Myers and her colleagues help students find rewarding co-op work opportunities by partnering with employers and coaching students on resume and interview preparation, time management, communication, and other professional skills.

“We are here to help students, but it is also the student’s responsibility to pursue opportunities,” says Myers. “We find and post hundreds of jobs each term, but we also encourage students to search out and investigate other companies and industries that they’re interested in. We see more and more students possess this level of determination and entrepreneurial initiative.”

The student job search process itself has changed and improved drastically in the past few years. The previous employer-student “match day” is now a “continuous match” process. Job postings are listed as they arise, and applications, interviews, and placements happen throughout the term. JobFinder@MUN, a continually updated database of national and international engineering co-op opportunities, is an additional new resource.

Mechanical engineering student Adam Keating sums up the advantages of a Memorial co-operative education as “the edge needed to be successful”: practical work experience, skills development, networking, and the financial benefit of paid work.

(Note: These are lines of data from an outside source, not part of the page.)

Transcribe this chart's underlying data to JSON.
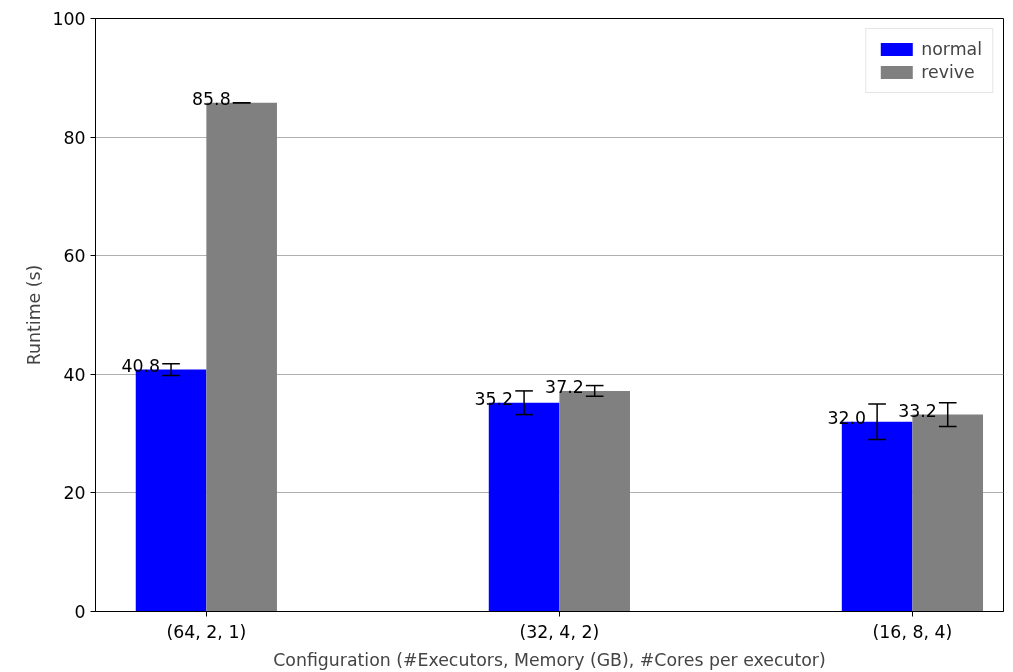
{
  "chart_data": {
    "type": "bar",
    "xlabel": "Configuration (#Executors, Memory (GB), #Cores per executor)",
    "ylabel": "Runtime (s)",
    "categories": [
      "(64, 2, 1)",
      "(32, 4, 2)",
      "(16, 8, 4)"
    ],
    "series": [
      {
        "name": "normal",
        "color": "#0000ff",
        "values": [
          40.8,
          35.2,
          32.0
        ],
        "errors": [
          1.0,
          2.0,
          3.0
        ],
        "value_labels": [
          "40.8",
          "35.2",
          "32.0"
        ]
      },
      {
        "name": "revive",
        "color": "#808080",
        "values": [
          85.8,
          37.2,
          33.2
        ],
        "errors": [
          0,
          0.9,
          2.0
        ],
        "value_labels": [
          "85.8",
          "37.2",
          "33.2"
        ]
      }
    ],
    "ylim": [
      0,
      100
    ],
    "yticks": [
      0,
      20,
      40,
      60,
      80,
      100
    ],
    "grid": "y",
    "legend": "top right"
  }
}
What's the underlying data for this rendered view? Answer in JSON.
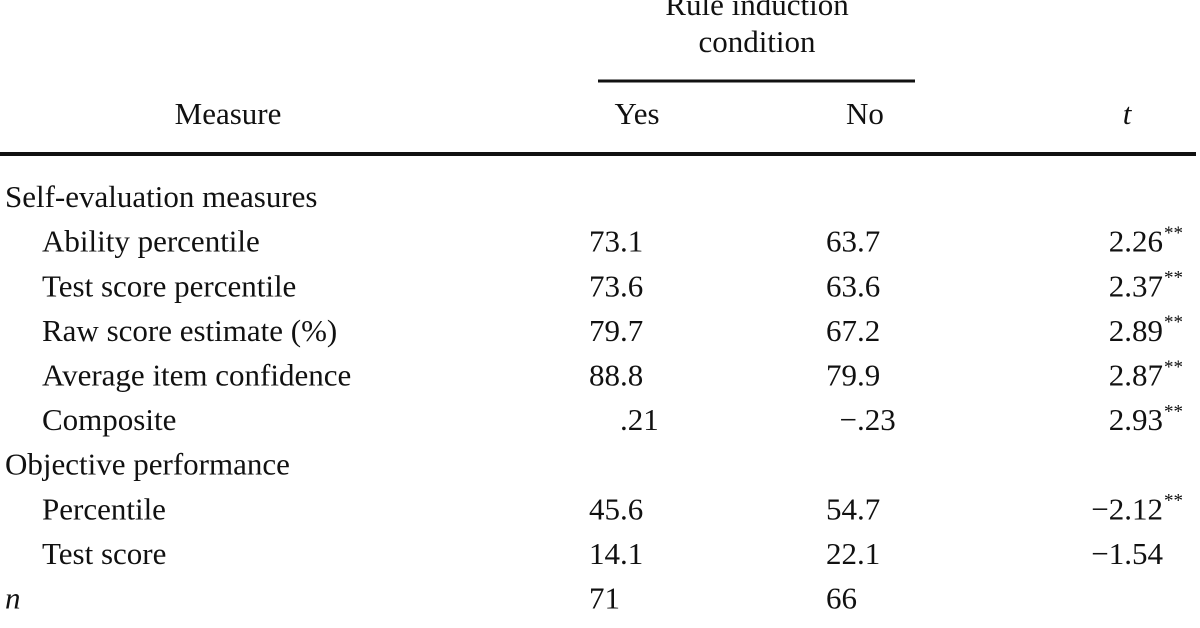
{
  "table": {
    "group_header": [
      "Rule induction",
      "condition"
    ],
    "columns": [
      "Measure",
      "Yes",
      "No",
      "t"
    ],
    "sections": [
      {
        "label": "Self-evaluation measures",
        "rows": [
          {
            "measure": "Ability percentile",
            "yes": "73.1",
            "no": "63.7",
            "t": "2.26",
            "sig": "**"
          },
          {
            "measure": "Test score percentile",
            "yes": "73.6",
            "no": "63.6",
            "t": "2.37",
            "sig": "**"
          },
          {
            "measure": "Raw score estimate (%)",
            "yes": "79.7",
            "no": "67.2",
            "t": "2.89",
            "sig": "**"
          },
          {
            "measure": "Average item confidence",
            "yes": "88.8",
            "no": "79.9",
            "t": "2.87",
            "sig": "**"
          },
          {
            "measure": "Composite",
            "yes": ".21",
            "no": "−.23",
            "t": "2.93",
            "sig": "**"
          }
        ]
      },
      {
        "label": "Objective performance",
        "rows": [
          {
            "measure": "Percentile",
            "yes": "45.6",
            "no": "54.7",
            "t": "−2.12",
            "sig": "**"
          },
          {
            "measure": "Test score",
            "yes": "14.1",
            "no": "22.1",
            "t": "−1.54"
          }
        ]
      }
    ],
    "n": {
      "label": "n",
      "yes": "71",
      "no": "66"
    }
  }
}
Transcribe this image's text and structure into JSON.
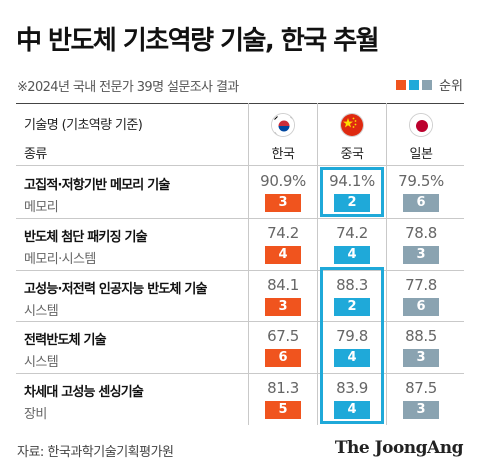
{
  "title": "中 반도체 기초역량 기술, 한국 추월",
  "subtitle": "※2024년 국내 전문가 39명 설문조사 결과",
  "legend": {
    "label": "순위"
  },
  "header": {
    "tech_col": "기술명 (기초역량 기준)",
    "cat_col": "종류"
  },
  "colors": {
    "korea_rank": "#f0541e",
    "china_rank": "#1fa9d9",
    "japan_rank": "#8aa3b1",
    "highlight": "#1fa9d9",
    "value_text": "#666666"
  },
  "source": "자료: 한국과학기술기획평가원",
  "brand": "The JoongAng",
  "chart_data": {
    "type": "table",
    "countries": [
      {
        "name": "한국",
        "flag": "south-korea-flag-icon"
      },
      {
        "name": "중국",
        "flag": "china-flag-icon"
      },
      {
        "name": "일본",
        "flag": "japan-flag-icon"
      }
    ],
    "rows": [
      {
        "tech": "고집적·저항기반 메모리 기술",
        "category": "메모리",
        "values": [
          "90.9%",
          "94.1%",
          "79.5%"
        ],
        "ranks": [
          "3",
          "2",
          "6"
        ]
      },
      {
        "tech": "반도체 첨단 패키징 기술",
        "category": "메모리·시스템",
        "values": [
          "74.2",
          "74.2",
          "78.8"
        ],
        "ranks": [
          "4",
          "4",
          "3"
        ]
      },
      {
        "tech": "고성능·저전력 인공지능 반도체 기술",
        "category": "시스템",
        "values": [
          "84.1",
          "88.3",
          "77.8"
        ],
        "ranks": [
          "3",
          "2",
          "6"
        ]
      },
      {
        "tech": "전력반도체 기술",
        "category": "시스템",
        "values": [
          "67.5",
          "79.8",
          "88.5"
        ],
        "ranks": [
          "6",
          "4",
          "3"
        ]
      },
      {
        "tech": "차세대 고성능 센싱기술",
        "category": "장비",
        "values": [
          "81.3",
          "83.9",
          "87.5"
        ],
        "ranks": [
          "5",
          "4",
          "3"
        ]
      }
    ],
    "highlighted_column": "중국"
  }
}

“The simple fact that you can graduate from Memorial’s program with strong technical competence along with two years of applicable work experience is invaluable,” Keating says. Keating won an Honourable Mention, among 80,000 students, at a national Canadian Association for Co-operative Education award.

Myers agrees. “The exciting part of the program as a student is that you can explore different work experiences and environments. Students learn a lot about what’s possible in their future careers and they’re able to create a path forward.”


The benefits for employers are just as multi-faceted, and valuable.

“Students are studying the latest and emerging new technologies—sometimes they can walk in and help companies with projects that staff simply don’t have time to address,” Myers says. “Or maybe a junior engineer is away for a few months, and a senior student can fill the gap.” Supervising a co-op student can be valuable professional development for a staff member looking to build management experience.

A co-op placement can play the part of a four-month job interview, too. “In terms of succession planning, it’s a wonderful advantage to evaluate a student in the work environment. If it’s a good fit they can return for another work term, or even be hired after graduation.”
Naterer takes pride in reporting that Memorial’s engineering co-op program was recently accredited for the maximum six years by the Canadian Association for Co-operative Education.

“From the beginning, Memorial, and the province, have invested in our co-op program,” he says. “We’ve built a wonderful reputation based on our unique model, and we constantly hear from employers that the calibre of our graduates, in terms of maturity, professionalism, and other work skills, is much higher than those from programs without co-op education.”